Hint: Torque is given by the equation $\tau =I\alpha$. Using this equation find the value of $\alpha$. Then use the equation $a=\alpha r$ to find the distance

Complete step by step answer:
Step 1:
Torque is given by the equation $\tau =I\alpha$. From this equation we get,
$\alpha ={\displaystyle \frac{\tau }{I}}$ …………………………...(1)
We know that moment of inertia of the rod is given as $I={\displaystyle \frac{1}{3}}m{L}^2$.

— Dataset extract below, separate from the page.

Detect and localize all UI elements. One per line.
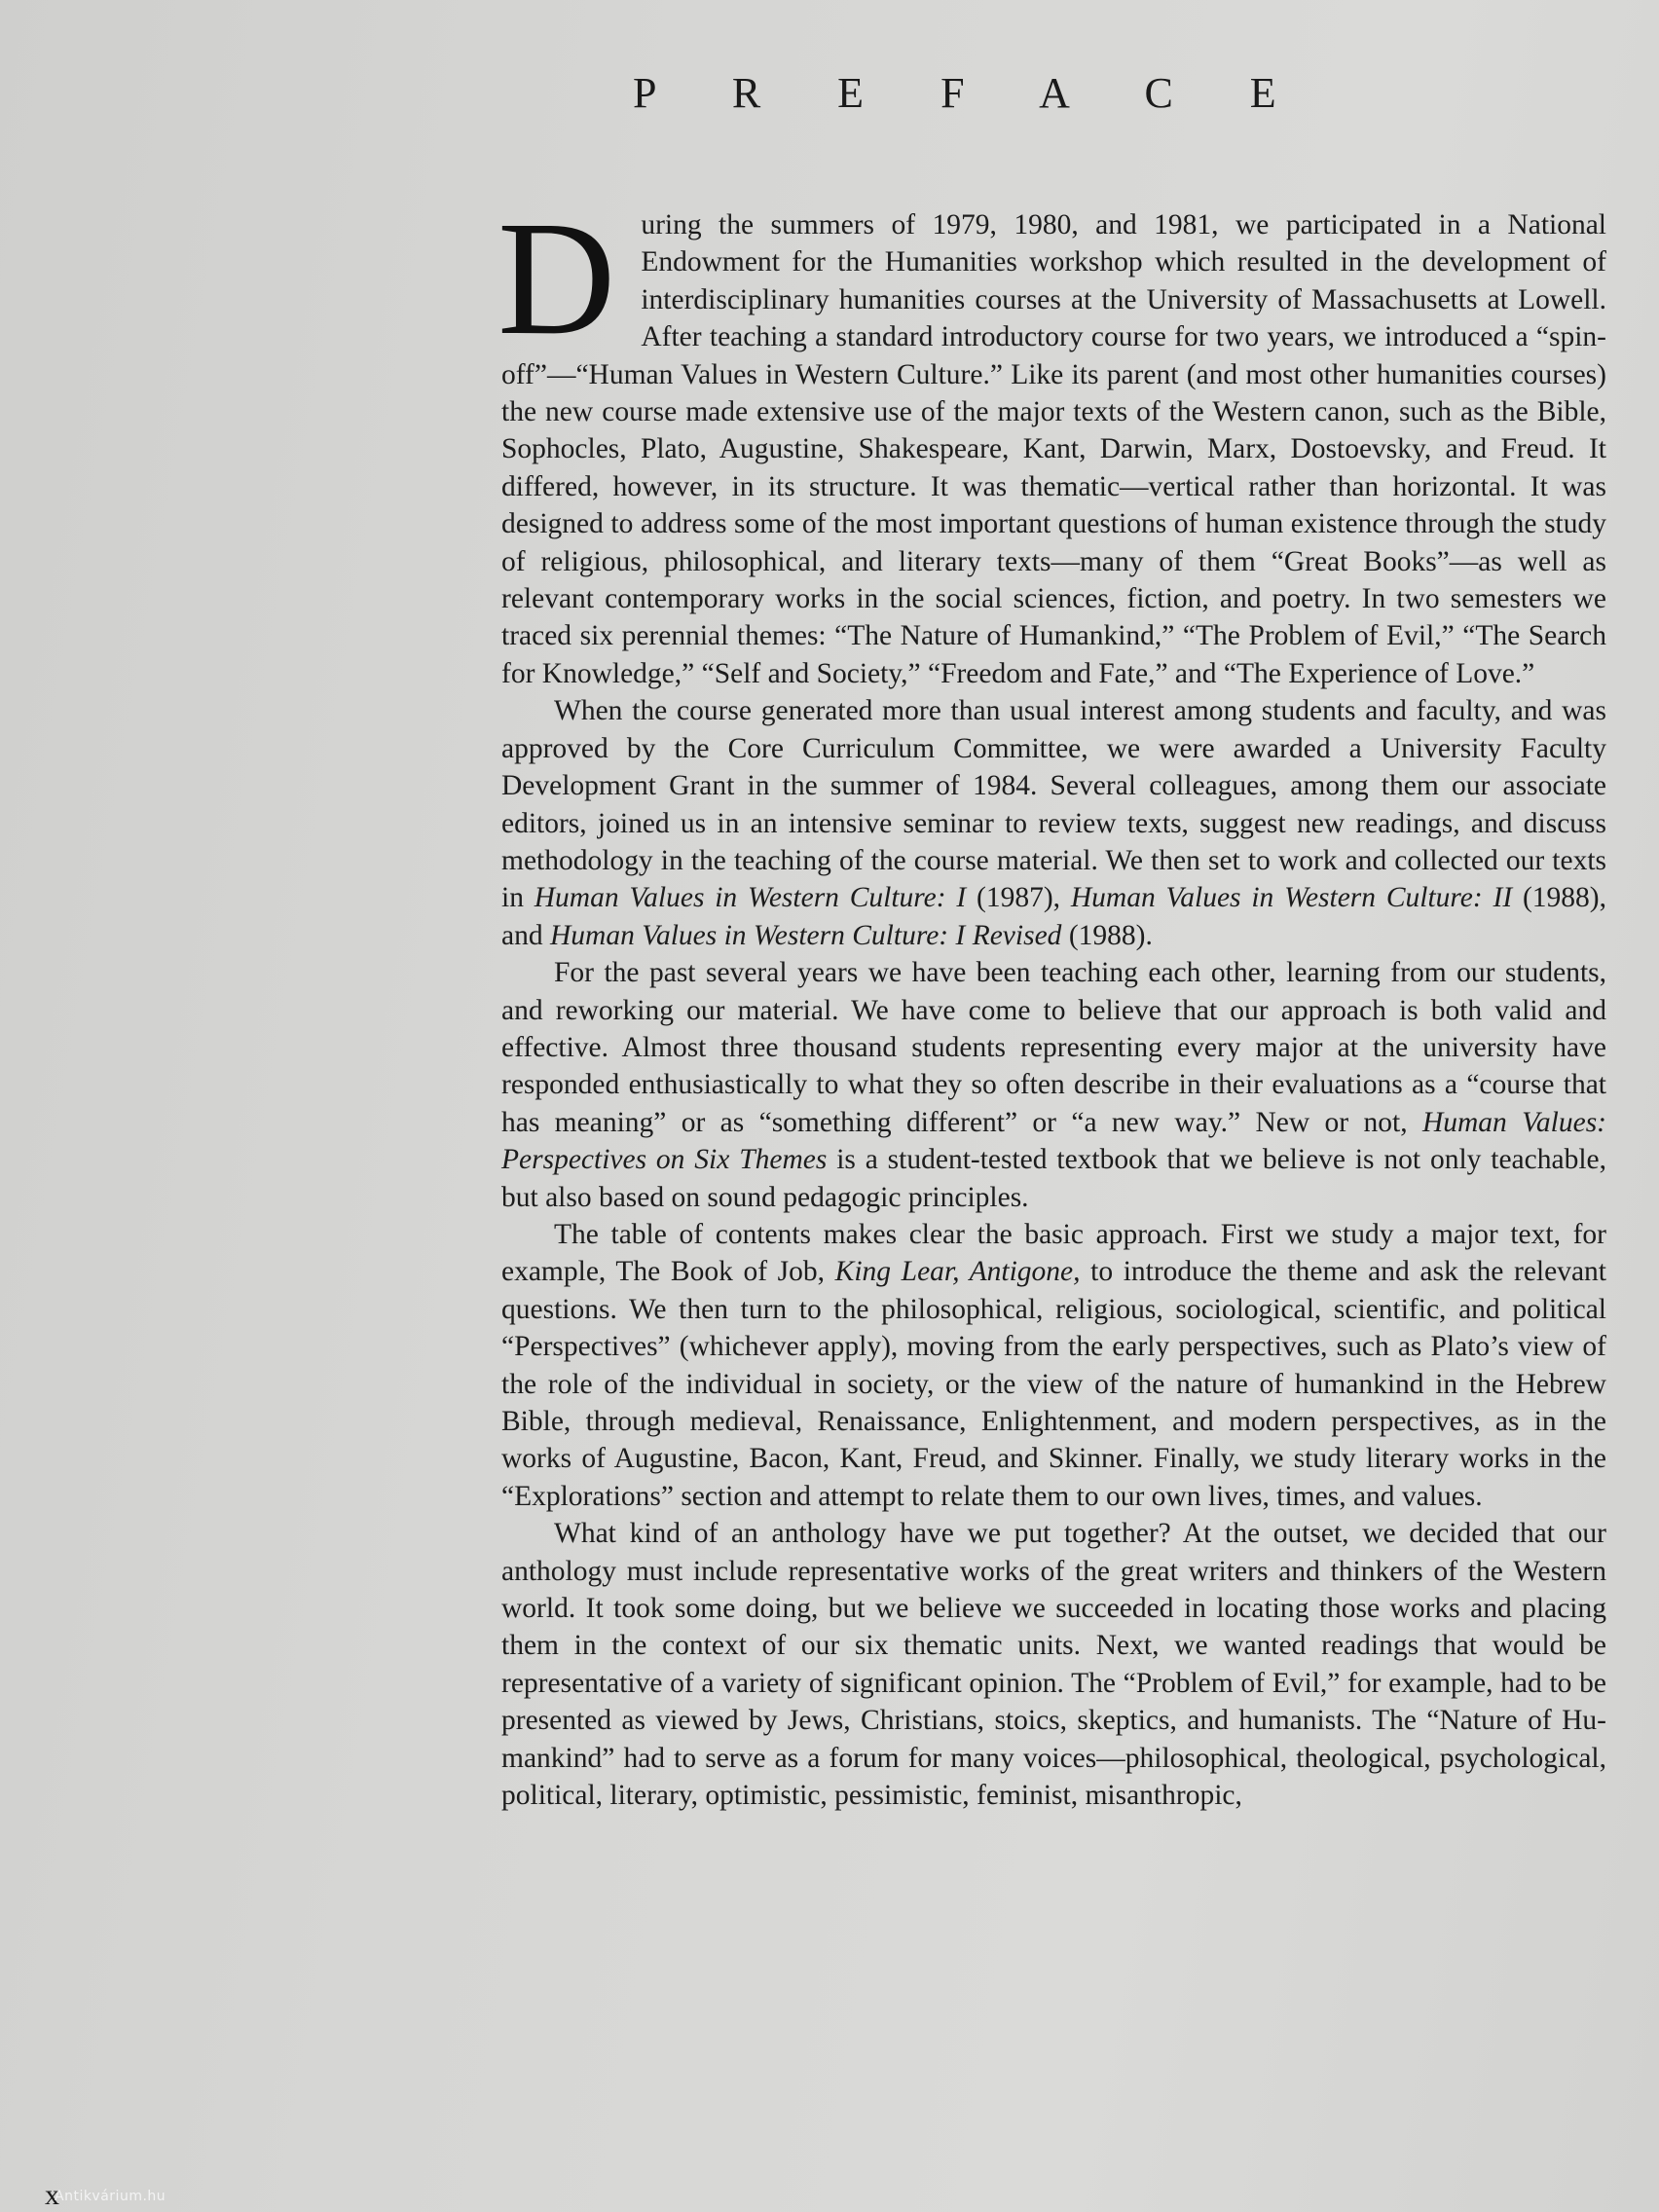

Torque can also be found by the equation $\tau =F\times r$. Here $F$ is the force due to gravity that is,$F=mg$. It acts at the centre of gravity which is at the midpoint of the rod. Hence torque will be $\tau =mg\times {\displaystyle \frac{L}{2}}$
Substituting these values in equation (1), we get
$$\begin{gathered} \Rightarrow \alpha ={\displaystyle \frac{\tau }{I}} \\ \Rightarrow \alpha ={\displaystyle \frac{mg\times {\displaystyle \frac{L}{2}}}{{\displaystyle \frac{1}{3}}m{L}^2}} \\ \Rightarrow \alpha ={\displaystyle \frac{3g}{2L}} \end{gathered}$$
Step 2:
The equation connecting the linear acceleration $a$ and angular acceleration $\alpha$ is
 $a=\alpha r$ ……………….. (2)
We want to find the point at which linear acceleration is the acceleration due to gravity since the acceleration of the ball is the acceleration due to gravity. Let $r$ be the distance from the hinge point at which $a$ becomes equal to $g$. Thus equation (2) becomes $g=\alpha r$.
Now rearrange this equation to find $r$. Then we get $r={\displaystyle \frac{g}{\alpha }}$
We already got the value $\alpha ={\displaystyle \frac{3g}{2L}}$ in step 1. Substitute this in the last equation. Then we get,
$$\begin{gathered} \Rightarrow r={\displaystyle \frac{g}{{\displaystyle \frac{3g}{2L}}}} \\ \Rightarrow r={\displaystyle \frac{2L}{3}} \end{gathered}$$
This is the distance from the hinge. But we need to find the distance from B. Therefore the distance from B will be $L-{\displaystyle \frac{2L}{3}}$. Hence the distance of the point from point B that has the same acceleration like that of a ball, immediately after release is ${\displaystyle \frac{L}{3}}$.

Note:
Torque is the product of force and the perpendicular distance of the line of action of the force from the axis of rotation. Here hinge acts as the axis of rotation and the line of action of the force is at the centre of gravity. For a uniform rod, the centre of gravity will be at its midpoint. Hence, we should take the perpendicular distance as half the total length of the rod.